THE DEBATE on Iraq at the United Nations Security Council no longer concerns whether Iraq has agreed to disarm; in fact, it hardly concerns Iraq at all. At Friday's meeting, once again, neither chief U.N. inspector Hans Blix nor any member of the council contended that Saddam Hussein has complied with the terms of Resolution 1441, which offered him a "final opportunity" to give up weapons of mass destruction. But most members chose not to discuss the "serious consequences" the council unanimously agreed to in the event of such non-compliance. Some, such as Mexico and Chile, essentially argued that Iraqi disarmament was less important than avoiding a split of the Security Council. Others, such as Russia and France, sought to change the subject from Iraq to the United States' global role. They argued for using Iraq to establish that international crises should be managed solely by the Security Council -- and not through military action that necessarily must be led by the United States.

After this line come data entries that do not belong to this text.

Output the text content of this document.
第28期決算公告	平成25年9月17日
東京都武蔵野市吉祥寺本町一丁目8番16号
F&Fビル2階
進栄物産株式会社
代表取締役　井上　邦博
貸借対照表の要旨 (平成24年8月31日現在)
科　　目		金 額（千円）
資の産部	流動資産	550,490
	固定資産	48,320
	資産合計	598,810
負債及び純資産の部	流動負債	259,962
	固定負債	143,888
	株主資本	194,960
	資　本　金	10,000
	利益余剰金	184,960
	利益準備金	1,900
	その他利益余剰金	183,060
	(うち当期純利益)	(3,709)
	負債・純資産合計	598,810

It's painful to imagine Saddam Hussein's satisfaction in observing the council once again descend into internal quarrels rather than hold him accountable for his defiance of its resolutions. But it's not hard to understand much of the diversionary argument. Few countries outside of the Middle East feel directly threatened by Iraq, other than the United States. Many have an understandable aversion to war when their own citizens' lives don't appear to be at risk. Some, notably Russia and France, have been unsuccessfully seeking for a decade to check American influence and create a "multipolar world"; the Iraq crisis offers a fresh platform for an agenda more important to them than the menace of a Middle Eastern dictator. The Security Council's action on Iraq "implies the international community's ability to resolve current or future crises . . . a vision of the world, a concept of the role of the United Nations," said French Foreign Minister Dominique de Villepin. "There may be some who believe that these problems can be resolved by force, thereby creating a new order. But this is not what France believes." To oppose the use of force in Iraq, in other words, is to oppose the exercise of the United States' unrivaled power in the world.

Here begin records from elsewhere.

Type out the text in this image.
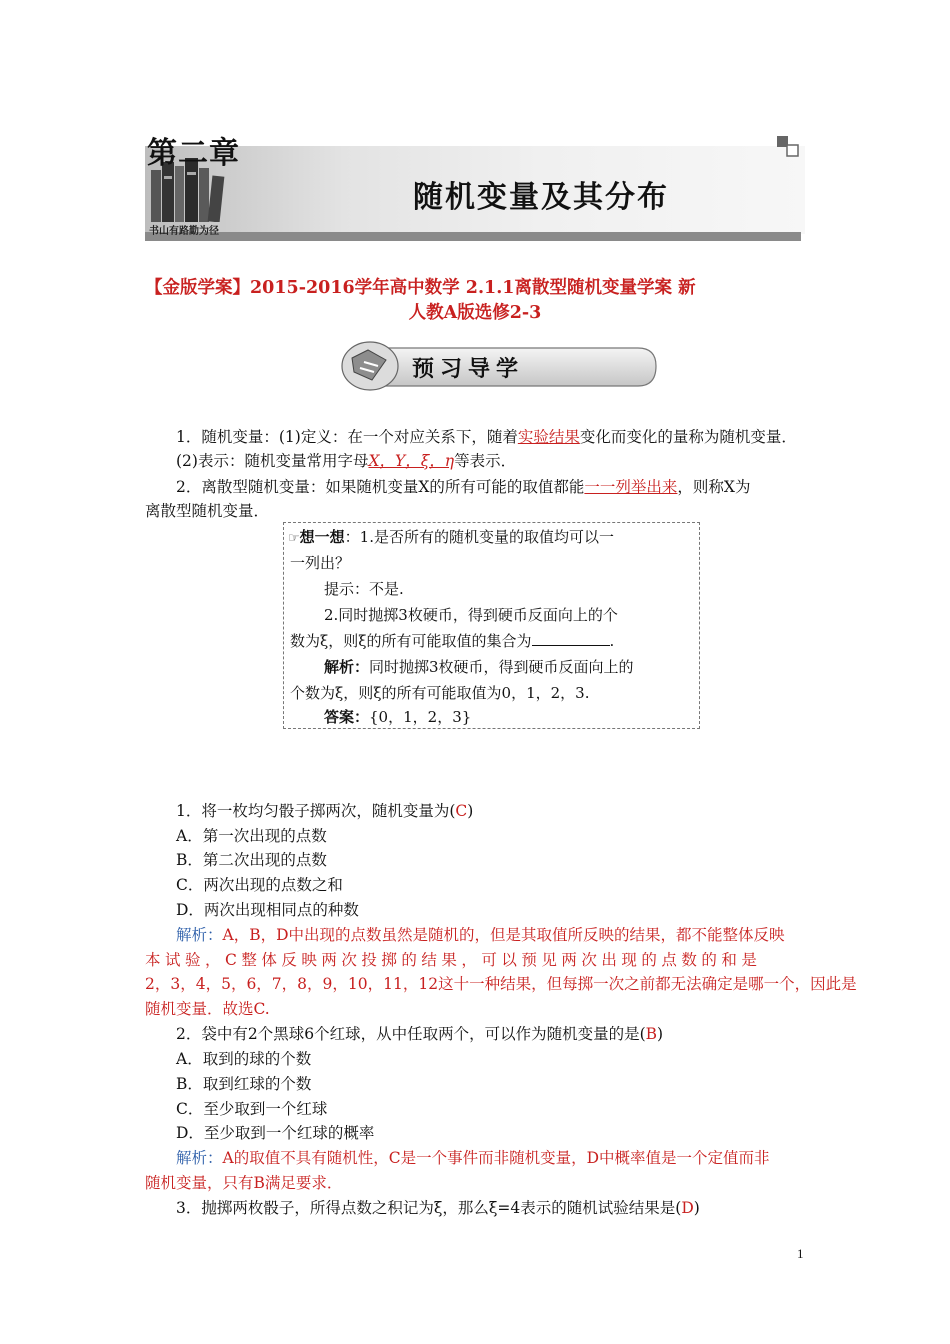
第二章
随机变量及其分布
书山有路勤为径
【金版学案】2015-2016学年高中数学 2.1.1离散型随机变量学案 新
人教A版选修2-3
预习导学
1．随机变量：(1)定义：在一个对应关系下，随着实验结果变化而变化的量称为随机变量．
(2)表示：随机变量常用字母X，Y，ξ，η等表示．
2．离散型随机变量：如果随机变量X的所有可能的取值都能一一列举出来，则称X为
离散型随机变量．
☞想一想：1.是否所有的随机变量的取值均可以一
一列出？
提示：不是.
2.同时抛掷3枚硬币，得到硬币反面向上的个
数为ξ，则ξ的所有可能取值的集合为	.
解析：同时抛掷3枚硬币，得到硬币反面向上的
个数为ξ，则ξ的所有可能取值为0，1，2，3.
答案：{0，1，2，3}
1．将一枚均匀骰子掷两次，随机变量为(C)
A．第一次出现的点数
B．第二次出现的点数
C．两次出现的点数之和
D．两次出现相同点的种数
解析：A，B，D中出现的点数虽然是随机的，但是其取值所反映的结果，都不能整体反映
本试验，C整体反映两次投掷的结果，可以预见两次出现的点数的和是
2，3，4，5，6，7，8，9，10，11，12这十一种结果，但每掷一次之前都无法确定是哪一个，因此是
随机变量．故选C.
2．袋中有2个黑球6个红球，从中任取两个，可以作为随机变量的是(B)
A．取到的球的个数
B．取到红球的个数
C．至少取到一个红球
D．至少取到一个红球的概率
解析：A的取值不具有随机性，C是一个事件而非随机变量，D中概率值是一个定值而非
随机变量，只有B满足要求．
3．抛掷两枚骰子，所得点数之积记为ξ，那么ξ=4表示的随机试验结果是(D)
1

We share the concern of those on the council who spoke of the damage of an enduring rift over Iraq -- damage for which the Bush administration's clumsy and often high-handed diplomacy will be partly responsible. Yet we would argue that the only way to preserve international cohesion is for the council to face up to the tough question that it has been avoiding for weeks -- not world order or U.S. power but Saddam Hussein's defiance of an unambiguous Security Council disarmament order. In their bid for global opinion, the French and Russians now invoke principles they would never agree to if they were applied to Chechnya or Francophone Africa. As President Bush pointed out in his news conference Thursday, Iraq's continued stockpiling of banned weapons is a direct threat to the United States, and the country has a right under the U.N. Charter to defend itself against that threat.

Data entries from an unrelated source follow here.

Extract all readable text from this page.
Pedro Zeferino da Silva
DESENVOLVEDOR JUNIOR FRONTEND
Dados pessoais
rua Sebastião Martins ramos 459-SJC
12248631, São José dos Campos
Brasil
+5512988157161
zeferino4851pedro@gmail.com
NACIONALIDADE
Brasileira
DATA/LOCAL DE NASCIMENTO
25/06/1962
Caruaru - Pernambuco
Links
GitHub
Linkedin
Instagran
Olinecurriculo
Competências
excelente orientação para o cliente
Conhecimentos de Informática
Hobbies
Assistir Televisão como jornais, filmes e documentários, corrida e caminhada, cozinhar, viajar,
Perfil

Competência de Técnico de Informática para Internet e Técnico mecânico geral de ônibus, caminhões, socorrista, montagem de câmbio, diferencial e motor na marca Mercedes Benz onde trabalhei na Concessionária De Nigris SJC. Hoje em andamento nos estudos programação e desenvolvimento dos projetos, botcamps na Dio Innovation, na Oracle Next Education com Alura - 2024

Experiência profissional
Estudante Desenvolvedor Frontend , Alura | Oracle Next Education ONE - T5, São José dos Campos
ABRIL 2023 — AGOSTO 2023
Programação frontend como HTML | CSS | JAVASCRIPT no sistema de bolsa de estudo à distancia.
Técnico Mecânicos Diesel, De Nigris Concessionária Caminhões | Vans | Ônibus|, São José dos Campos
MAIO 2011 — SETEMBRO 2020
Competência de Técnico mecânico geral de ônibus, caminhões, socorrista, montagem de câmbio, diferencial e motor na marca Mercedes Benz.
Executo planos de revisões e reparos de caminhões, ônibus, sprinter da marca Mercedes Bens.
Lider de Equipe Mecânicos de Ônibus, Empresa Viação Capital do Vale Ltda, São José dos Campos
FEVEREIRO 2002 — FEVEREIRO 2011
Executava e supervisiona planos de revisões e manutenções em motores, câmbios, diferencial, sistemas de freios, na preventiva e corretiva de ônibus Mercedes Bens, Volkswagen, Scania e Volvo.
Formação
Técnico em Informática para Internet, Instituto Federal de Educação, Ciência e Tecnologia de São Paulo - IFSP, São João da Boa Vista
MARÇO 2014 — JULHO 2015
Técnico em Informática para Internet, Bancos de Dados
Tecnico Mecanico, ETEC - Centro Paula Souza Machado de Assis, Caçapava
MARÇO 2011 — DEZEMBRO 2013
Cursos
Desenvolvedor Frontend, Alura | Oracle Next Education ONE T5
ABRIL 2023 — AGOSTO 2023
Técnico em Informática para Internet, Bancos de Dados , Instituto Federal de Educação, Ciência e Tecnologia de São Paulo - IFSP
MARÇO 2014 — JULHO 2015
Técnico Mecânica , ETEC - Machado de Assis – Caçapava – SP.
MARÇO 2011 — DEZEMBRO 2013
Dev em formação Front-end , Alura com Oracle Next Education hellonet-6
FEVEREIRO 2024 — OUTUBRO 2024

By taking its case to the United Nations, the Bush administration tested whether the Security Council -- which only rarely in the past 50 years has been able to respond to the world's crises -- could serve as a place where such threats could be addressed. Yet after six months of intensive effort, France, Russia, Germany and others refuse to accept the consequences of the process they claim to favor. They would rather the Security Council abandon its own resolutions, or split apart, than endorse a U.S. use of force against an outlaw tyrant. If their goal is really to preserve the U.N. security system, they should join in supporting the enforcement of U.N. resolutions; if it is merely to contain the United States, they should not be allowed to succeed. The United States, for its part, must remain open to reasonable compromise. If a few more weeks of diplomacy will serve to assuage the legitimate concerns of undecided council members, the effort -- even at this late date -- would be worth making.